Michael Magee(1929-2011)
- Actor
- Writer
- Soundtrack
Actor, comedian and horse racing commenter Michael Magee was born on October 11, 1929 in Toronto. His parents belonged to the Ontario Jockey Club. As a kid, Magee was not so enthusiastic about horse racing, but his father challenged him to learn about the subject before judging. In time, Magee became more and more enthusiastic about horses. He was sent to a series of private schools in Ontario, which was a rough time for him, and he sought refuge at the race tracks. In his adolescence, he worked as a money runner for the mutuels department at the original Woodbine track in eastside Toronto before taking a similar job at Exhibition Park in Vancouver. As a young man, he worked as a janitor, a surveyor, a hotel desk clerk, and on the line of canning factory. In 1956, he became a partner in Triangle Stable, which had only one racer named Brighton Queen, who was named for an English Channel paddle steamer. Magee joked that she was slower even than her namesake. That same year he debuted on radio station CKNW, featuring daily on the It Could Happen Show, which included a simulation of a fictitious horse race. Magee spent nearly fifty years on the radio talking about the Sport of Kings, including stints on CBC Radio, CKEY, CKO and The FAN, where, in 1994, he began co-hosting a Saturday program during the racing season called Racing With Magee.
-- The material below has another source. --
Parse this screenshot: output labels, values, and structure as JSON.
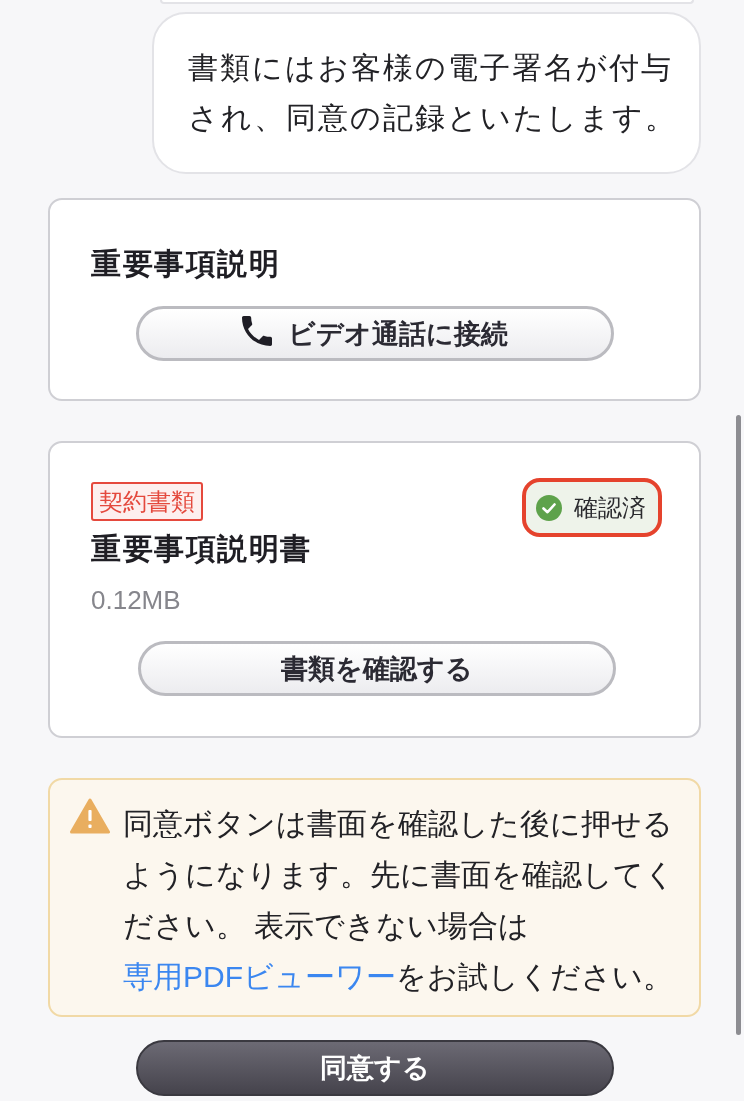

In 1968, he introduced his character Fred C. Dobbs, named after the mean and avaricious novice prospector in 'The Treasure of the Sierra Madre', on Gerussi: Words and Music, a curmudgeonly character who mistrusted politicians and bureaucrats, big labour and big business.
He appeared on Ottawa television as a parliamentary correspondent from Beamsville before making his national television debut with Don Harron on a 1969 New Year's Eve broadcast, That's the News??? Good Night!!!
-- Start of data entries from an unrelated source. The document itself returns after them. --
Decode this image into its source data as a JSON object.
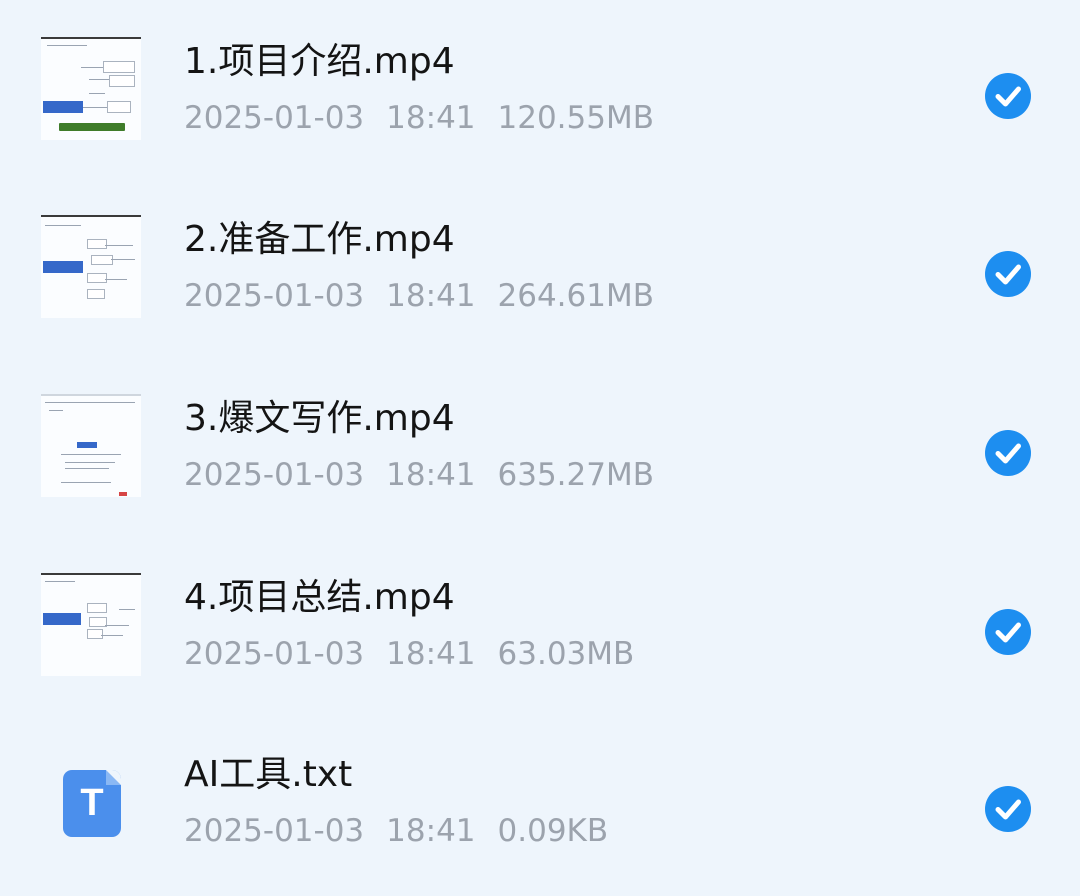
{
  "files": [
    {
      "name": "1.项目介绍.mp4",
      "date": "2025-01-03",
      "time": "18:41",
      "size": "120.55MB",
      "type": "video",
      "thumb_icon": "video-thumbnail-icon",
      "selected": true
    },
    {
      "name": "2.准备工作.mp4",
      "date": "2025-01-03",
      "time": "18:41",
      "size": "264.61MB",
      "type": "video",
      "thumb_icon": "video-thumbnail-icon",
      "selected": true
    },
    {
      "name": "3.爆文写作.mp4",
      "date": "2025-01-03",
      "time": "18:41",
      "size": "635.27MB",
      "type": "video",
      "thumb_icon": "video-thumbnail-icon",
      "selected": true
    },
    {
      "name": "4.项目总结.mp4",
      "date": "2025-01-03",
      "time": "18:41",
      "size": "63.03MB",
      "type": "video",
      "thumb_icon": "video-thumbnail-icon",
      "selected": true
    },
    {
      "name": "AI工具.txt",
      "date": "2025-01-03",
      "time": "18:41",
      "size": "0.09KB",
      "type": "text",
      "thumb_icon": "text-file-icon",
      "icon_letter": "T",
      "selected": true
    }
  ],
  "colors": {
    "background": "#eef5fc",
    "check_accent": "#1d8ef0",
    "txt_icon": "#4b8fec",
    "name_text": "#141414",
    "meta_text": "#9ca3ad"
  }
}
Magee married Mabel "Duddie" McDonald and in 1973 they started their own show called "The Real Magees", and owned and operated a meat market on Church Street in Toronto. However, their marriage didn't last and they separated.
In 1980, Magee was cast as the cigar-chomping, maniacally greedy pink aardvark Cyril Sneer in the TV special, "The Christmas Raccoons", and went on to voice Cyril for the rest of the series, including three more specials and a TV show, "The Raccoons". Magee based Cyril's voice on a schoolmaster he disliked. Although Cyril and his sniggering dog Snag were Magee's only voice roles, he truly brought them to life, Cyril in particular.
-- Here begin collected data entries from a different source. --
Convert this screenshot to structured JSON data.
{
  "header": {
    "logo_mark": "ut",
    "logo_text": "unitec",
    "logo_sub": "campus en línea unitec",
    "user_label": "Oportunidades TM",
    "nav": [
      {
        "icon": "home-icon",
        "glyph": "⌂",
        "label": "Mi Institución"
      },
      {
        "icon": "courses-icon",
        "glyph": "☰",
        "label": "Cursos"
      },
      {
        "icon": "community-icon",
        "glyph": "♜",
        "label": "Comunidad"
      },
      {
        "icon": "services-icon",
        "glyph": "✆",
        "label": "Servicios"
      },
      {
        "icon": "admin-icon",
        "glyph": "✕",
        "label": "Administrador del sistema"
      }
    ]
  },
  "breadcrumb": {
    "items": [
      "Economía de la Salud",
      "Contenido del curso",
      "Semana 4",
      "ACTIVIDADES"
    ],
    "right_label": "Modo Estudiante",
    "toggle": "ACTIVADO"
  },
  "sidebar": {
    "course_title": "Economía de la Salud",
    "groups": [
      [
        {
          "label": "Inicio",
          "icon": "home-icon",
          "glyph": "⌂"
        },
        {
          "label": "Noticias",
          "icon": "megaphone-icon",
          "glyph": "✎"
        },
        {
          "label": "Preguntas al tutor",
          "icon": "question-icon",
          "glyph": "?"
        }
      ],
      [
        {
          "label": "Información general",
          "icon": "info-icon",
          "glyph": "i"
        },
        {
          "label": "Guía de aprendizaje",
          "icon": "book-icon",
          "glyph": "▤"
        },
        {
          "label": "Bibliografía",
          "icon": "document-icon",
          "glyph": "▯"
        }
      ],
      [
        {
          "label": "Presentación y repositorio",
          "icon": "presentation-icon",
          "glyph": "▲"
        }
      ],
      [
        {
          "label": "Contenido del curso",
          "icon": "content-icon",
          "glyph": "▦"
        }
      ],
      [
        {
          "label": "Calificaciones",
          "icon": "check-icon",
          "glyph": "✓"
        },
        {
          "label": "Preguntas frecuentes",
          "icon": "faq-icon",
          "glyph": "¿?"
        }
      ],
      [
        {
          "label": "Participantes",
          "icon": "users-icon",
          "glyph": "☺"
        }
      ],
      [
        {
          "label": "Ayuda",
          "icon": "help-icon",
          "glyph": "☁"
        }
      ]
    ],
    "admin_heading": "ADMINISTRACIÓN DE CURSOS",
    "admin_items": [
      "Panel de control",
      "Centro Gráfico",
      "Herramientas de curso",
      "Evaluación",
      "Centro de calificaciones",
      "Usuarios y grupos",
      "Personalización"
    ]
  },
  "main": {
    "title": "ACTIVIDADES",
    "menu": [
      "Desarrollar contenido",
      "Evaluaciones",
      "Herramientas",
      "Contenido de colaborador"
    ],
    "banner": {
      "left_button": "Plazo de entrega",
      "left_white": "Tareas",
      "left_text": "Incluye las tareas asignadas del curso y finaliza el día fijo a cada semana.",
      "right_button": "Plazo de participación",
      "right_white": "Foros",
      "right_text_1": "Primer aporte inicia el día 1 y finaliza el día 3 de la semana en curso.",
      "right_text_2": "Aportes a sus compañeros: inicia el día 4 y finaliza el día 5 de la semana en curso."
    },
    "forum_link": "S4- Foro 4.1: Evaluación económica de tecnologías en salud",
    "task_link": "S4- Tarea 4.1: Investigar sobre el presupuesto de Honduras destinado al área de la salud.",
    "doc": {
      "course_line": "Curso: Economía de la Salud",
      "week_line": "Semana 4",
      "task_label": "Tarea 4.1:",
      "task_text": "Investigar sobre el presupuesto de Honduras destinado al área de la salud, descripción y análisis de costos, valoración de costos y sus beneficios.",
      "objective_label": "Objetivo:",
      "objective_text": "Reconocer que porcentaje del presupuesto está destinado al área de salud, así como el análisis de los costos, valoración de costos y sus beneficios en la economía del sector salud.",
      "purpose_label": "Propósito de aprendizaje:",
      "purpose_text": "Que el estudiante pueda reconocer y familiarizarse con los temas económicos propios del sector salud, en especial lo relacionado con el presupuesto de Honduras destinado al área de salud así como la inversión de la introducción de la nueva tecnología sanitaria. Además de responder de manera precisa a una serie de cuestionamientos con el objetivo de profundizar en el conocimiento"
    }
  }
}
Magee caused a scandal while he was an after-dinner speaker at the Writers' Union of Canada when he made several sexist jokes, including referring to a fictional wife as "the old mattress", and insulted the women who walked out on him by claiming they had mustaches.
In 1985 he met a woman named Sally Hamilton, and they stayed together for the rest of his life.
Magee died on July 15 at the age of 81, after a struggle with colitis which led to heart failure.